I made a very simple corpus-driven chatbot that replies to you with the line of text from the corpus that comes after/is in response to the line of text most similar to what you just typed. here's a sample interaction where the database is built from the Cornell Movie Dialogs corpus... (my typing in green, bot response in blue; I typed the first turn and it alternates after that)
this is the Cornell Movie Dialogs corpus btw http://www.cs.cornell.edu/~cristian//Cornell_Movie-Dialogs_Corpus.html
I have a similar thing based off of irc logs (though with a bunch of other features dumped in) & found that, because in chat people often respond out of order or engage in multiple conversations at once, there's a fairly high error rate. (In my case, I took the idea from a bot that did the same that used to hang out in freenode #d around 2006.)

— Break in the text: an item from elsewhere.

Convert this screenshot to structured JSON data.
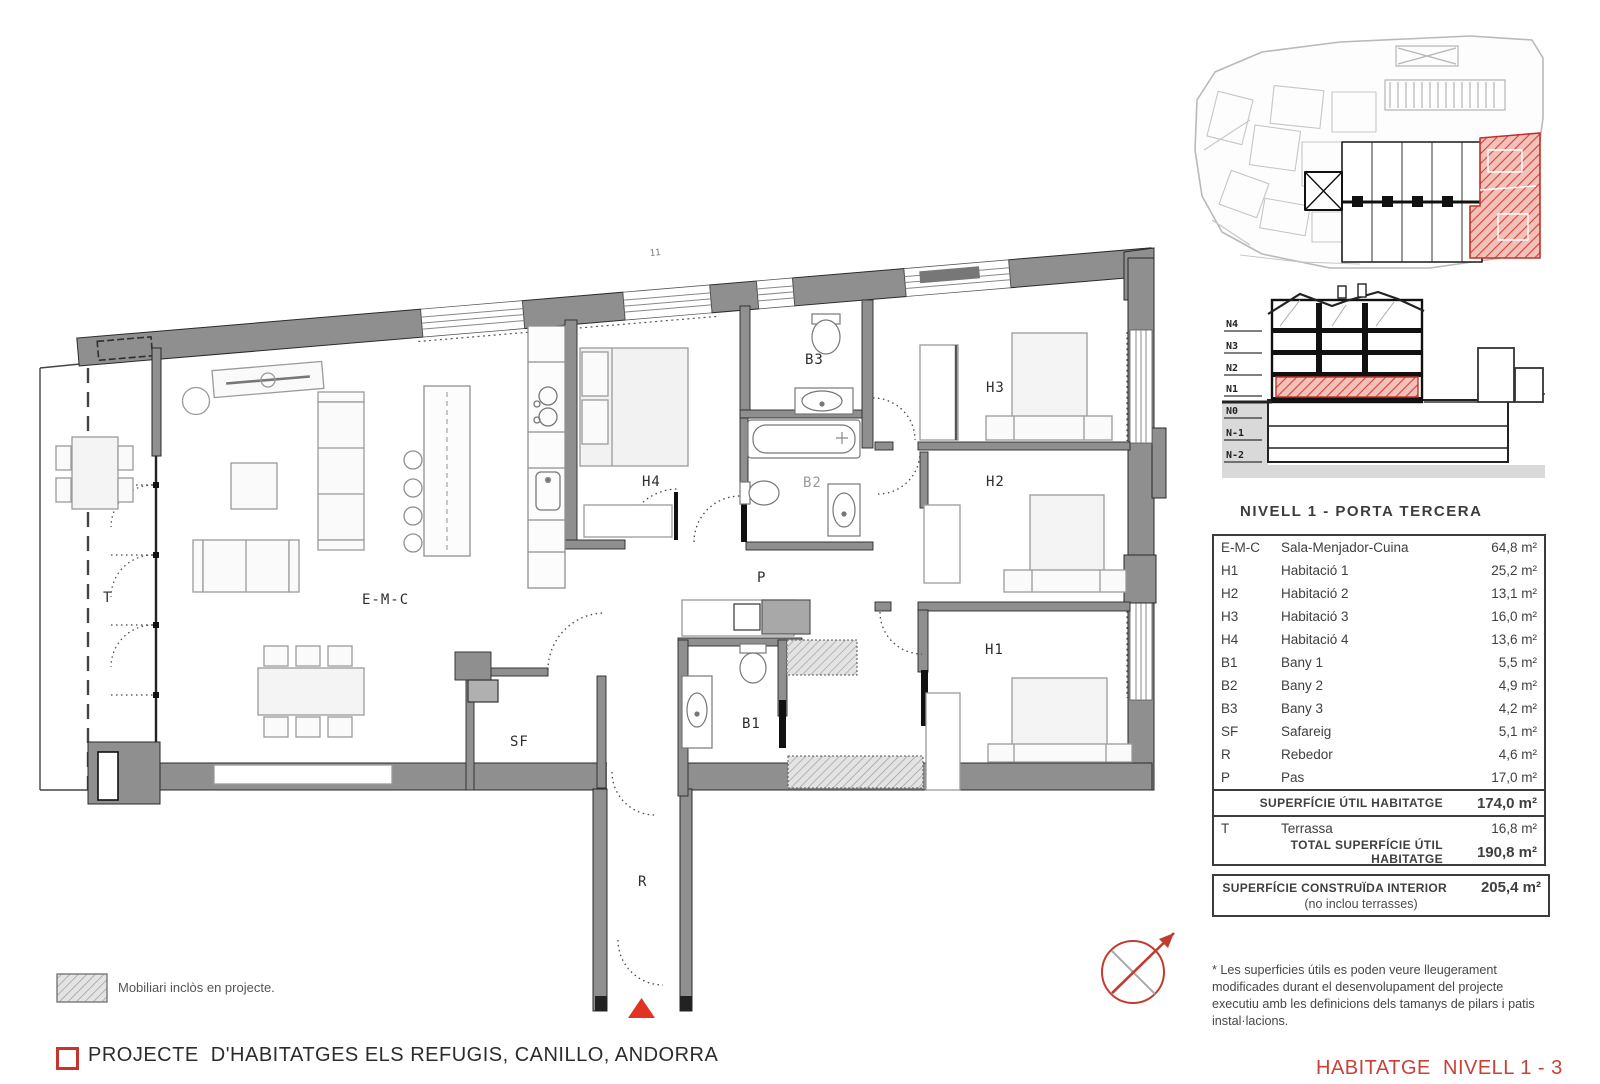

Seems like using a movie corpus would minimize this, since nobody but Orson Welles has crosstalk dominate their scripts!
@enkiv2 @janellecshane I actually think the movie corpus is uniquely unsuited to "general chatbot" format, since every line is trying to move the action forward and references rich on-screen context. you kinda have to start playing improv games with this bot for it to feel like it "works." (the movie dialog thing isn't an inherent part of this—I have a lot of students who want to turn their chat logs or whatever into "bots" and wanted to have some pre-baked code to give them to get started)
I found that with IRC logs in particular there were more non-sequitors than I would like. But, movies take place in an environment, so you'd get injected references to stuff that doesn't exist, etc.
How are you ranking similarity?
My implementation had a couple different policies for that, basically ranking word importance in different ways and producing a score based on shared words weighted by importance.